My name is Britt Marie Hermes, and I used to be a naturopathic doctor. I earned my degree at Bastyr University in 2011 and went on to complete a one-year naturopathic “residency” at a private clinic in Seattle. I then moved to Tucson, Arizona where I practiced alongside other alternative health practitioners. I stayed here until I retired from the profession in 2014. I now live in Kiel, Germany.
I left naturopathy with a bang. In the spring of 2014, I discovered that my boss, also a naturopath, had been importing and injecting a non-FDA approved medication called Ukraine to cancer patients. I resigned from his practice and reported him to the Arizona naturopathic medicine board and the state attorney general. During my final meeting with him, my former boss informed me that he knew he was operating in the “grey zone” and that this was common in the naturopathic profession.
He was right.
Naturopathy is not what I was led to believe. The profession functions as a system of indoctrination based on discredited ideas about health and medicine, full of pseudoscientific rhetoric and loaded with ineffective and dangerous practices. Naturopaths must be highly scrutinized because they have an ongoing history of deceit and exploitation—veiled in good intention.
Since my departure from the profession, I have been working to understand my former biases surrounding naturopathic medicine and why I was drawn to it. I thought I was highly trained and medically competent, but I could not have been more foolish.
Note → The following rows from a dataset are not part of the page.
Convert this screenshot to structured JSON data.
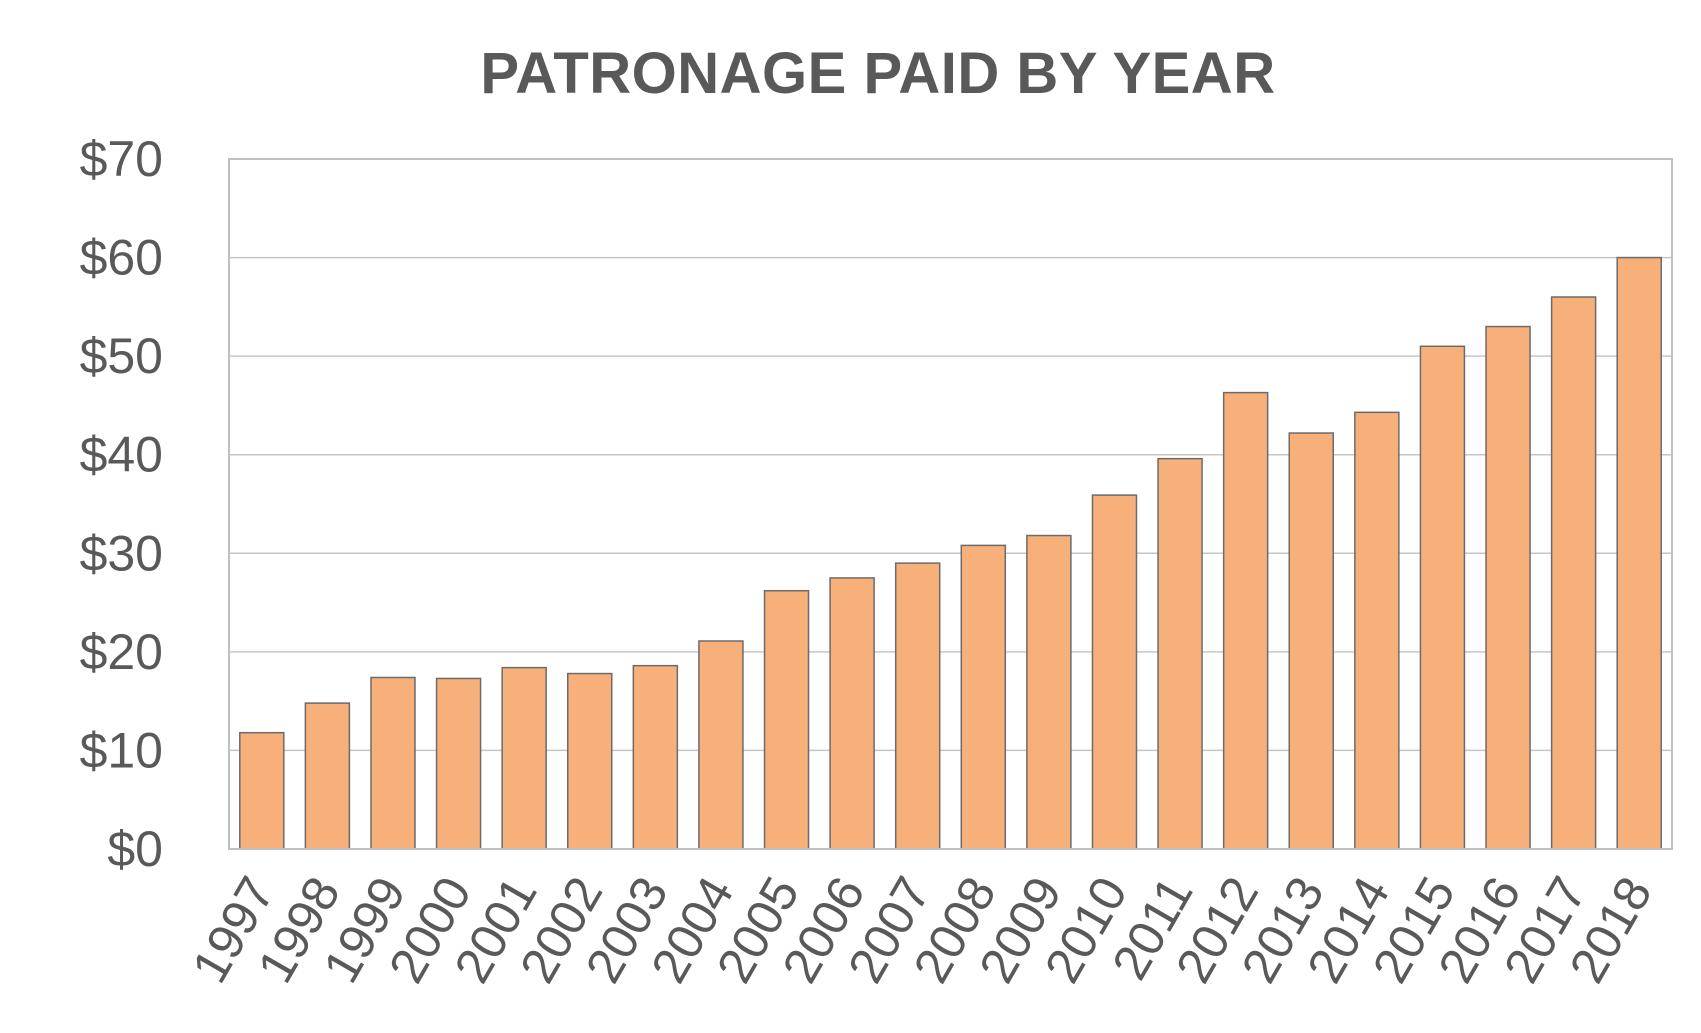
{
  "chart_data": {
    "type": "bar",
    "title": "PATRONAGE PAID BY YEAR",
    "xlabel": "",
    "ylabel": "",
    "categories": [
      "1997",
      "1998",
      "1999",
      "2000",
      "2001",
      "2002",
      "2003",
      "2004",
      "2005",
      "2006",
      "2007",
      "2008",
      "2009",
      "2010",
      "2011",
      "2012",
      "2013",
      "2014",
      "2015",
      "2016",
      "2017",
      "2018"
    ],
    "series": [
      {
        "values": [
          11.8,
          14.8,
          17.4,
          17.3,
          18.4,
          17.8,
          18.6,
          21.1,
          26.2,
          27.5,
          29.0,
          30.8,
          31.8,
          35.9,
          39.6,
          46.3,
          42.2,
          44.3,
          51.0,
          53.0,
          56.0,
          60.0
        ]
      }
    ],
    "ylim": [
      0,
      70
    ],
    "yticks": [
      0,
      10,
      20,
      30,
      40,
      50,
      60,
      70
    ],
    "ytick_labels": [
      "$0",
      "$10",
      "$20",
      "$30",
      "$40",
      "$50",
      "$60",
      "$70"
    ],
    "grid": true,
    "legend": "none",
    "colors": {
      "bar_fill": "#f7b07a",
      "bar_stroke": "#6b6b6b",
      "grid": "#c6c6c6",
      "text": "#595959"
    }
  }
}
I now write about the evidence, or lack thereof, of naturopathic methods and the ethical and educational shortcomings of the fledgling profession. I contribute to Science-Based Medicine, Forbes, Science 2.0, and KevinMD, redcross-cmd.org.
I have been recognized for speaking out against naturopathy. In 2018, Sense about Science and Nature International Journal of Science awarded me with the John Maddox Prize, which recognizes individuals who promote science and evidence in the face of hardship.
Currently, I am a PhD student in evolutionary biology at the University of Kiel. I study the interplay between the composition of mammalian microbiota and the genetics of their host species.